Hey @G11,

**Reference 1**: “Reinforcement Learning: An Introduction”, by Sutton and Barto

**Reference 2**: “Reinforcement Learning Algorithms with Python”, by Andrea Lonza

Let’s try to see how we can deal with **continuous action-spaces**, and just to make this post complete, let me also tag in **continuous state-spaces**.

# 1. Uncoupling some concepts from lab

Starting off, let me uncouple a few things from the lab:

## 1.1. Q-Learning

The algorithm which has been used in the lab is **DQN**, and it consists of 2 major components, **Deep Neural Networks** and **Q-Learning** (*which is an off-policy Temporal Difference based learning method*). However, when we only use these 2 components, the researchers have observed high instabilities, as mentioned in the lab, so there are 2 other additions to it: **Target Q-Network** and **Experience Replay**, which are also described in the lab.

Why I am repeating this? Just to highlight the fact that **Q-Learning** is an individual algorithm (*not discussed in the course*) and forms the foundation of DQN, while DQN is only an extension to it. So, in case you want to learn more about DQN, I encourage you to first learn everything you can about **Q-Learning**, for which you can refer Ref 1 (*Chapter 6*) and Ref 2 (*Chapter 4*).

## 1.2. Function Approximation

This phrase has not been mentioned in the course or in the lab, for simplicity purposes, but DQN is a function-approximation based method. Now, what is meant by that? Well, the answer is very long, since it is an entire research area in itself, but let me present the short version here for you.

In the lab, the state-space is continuous, as you would have seen float values in the state-vector. But unlike this, when we have small and finite state-spaces, we can use **tabular methods**, like Monte Carlo, SARSA, Q-Learning, Expected-SARSA, etc. However, when the state-space becomes large (*for instance, millions of discrete states, or continuous*), in that case, we need methods that can generalise over many states. This is because, all the tabular methods rely on the assumption that each state in the state space will be visited a large number of times during training, which is not possible for large state-spaces.

The good thing here is that we don’t need to learn new RL methods for that.

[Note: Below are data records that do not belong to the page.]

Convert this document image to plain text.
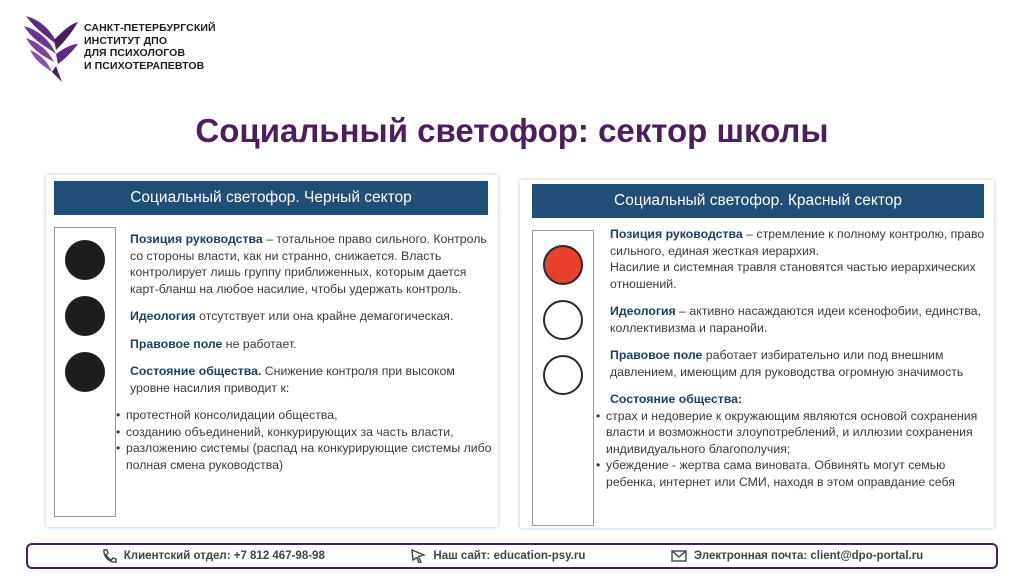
САНКТ-ПЕТЕРБУРГСКИЙ
ИНСТИТУТ ДПО
ДЛЯ ПСИХОЛОГОВ
И ПСИХОТЕРАПЕВТОВ
Социальный светофор: сектор школы
Социальный светофор. Черный сектор

Позиция руководства – тотальное право сильного. Контроль со стороны власти, как ни странно, снижается. Власть контролирует лишь группу приближенных, которым дается карт-бланш на любое насилие, чтобы удержать контроль.

Идеология отсутствует или она крайне демагогическая.

Правовое поле не работает.

Состояние общества. Снижение контроля при высоком уровне насилия приводит к:

• протестной консолидации общества,
• созданию объединений, конкурирующих за часть власти,
• разложению системы (распад на конкурирующие системы либо полная смена руководства)
Социальный светофор. Красный сектор

Позиция руководства – стремление к полному контролю, право сильного, единая жесткая иерархия.
Насилие и системная травля становятся частью иерархических отношений.

Идеология – активно насаждаются идеи ксенофобии, единства, коллективизма и паранойи.

Правовое поле работает избирательно или под внешним давлением, имеющим для руководства огромную значимость

Состояние общества:

• страх и недоверие к окружающим являются основой сохранения власти и возможности злоупотреблений, и иллюзии сохранения индивидуального благополучия;
• убеждение - жертва сама виновата. Обвинять могут семью ребенка, интернет или СМИ, находя в этом оправдание себя
Клиентский отдел: +7 812 467-98-98	Наш сайт: education-psy.ru	Электронная почта: client@dpo-portal.ru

There are some methods and algorithms, also referred to as **generalisation methods**, which come under the umbrella of **Function Approximation**, which can take existing tabular methods, and generalise them over large state-spaces. So, DQN, is nothing but **Q-Learning + Non-Linear Function Approximation**. You can read more about Function Approximation in Ref 1 (*Part II*).

# 2. Methods dealing with continuous spaces

Now, there has been an extensive study on how to deal with such scenarios. Let me present to you the two most intuitive and perhaps the most popular approaches as well.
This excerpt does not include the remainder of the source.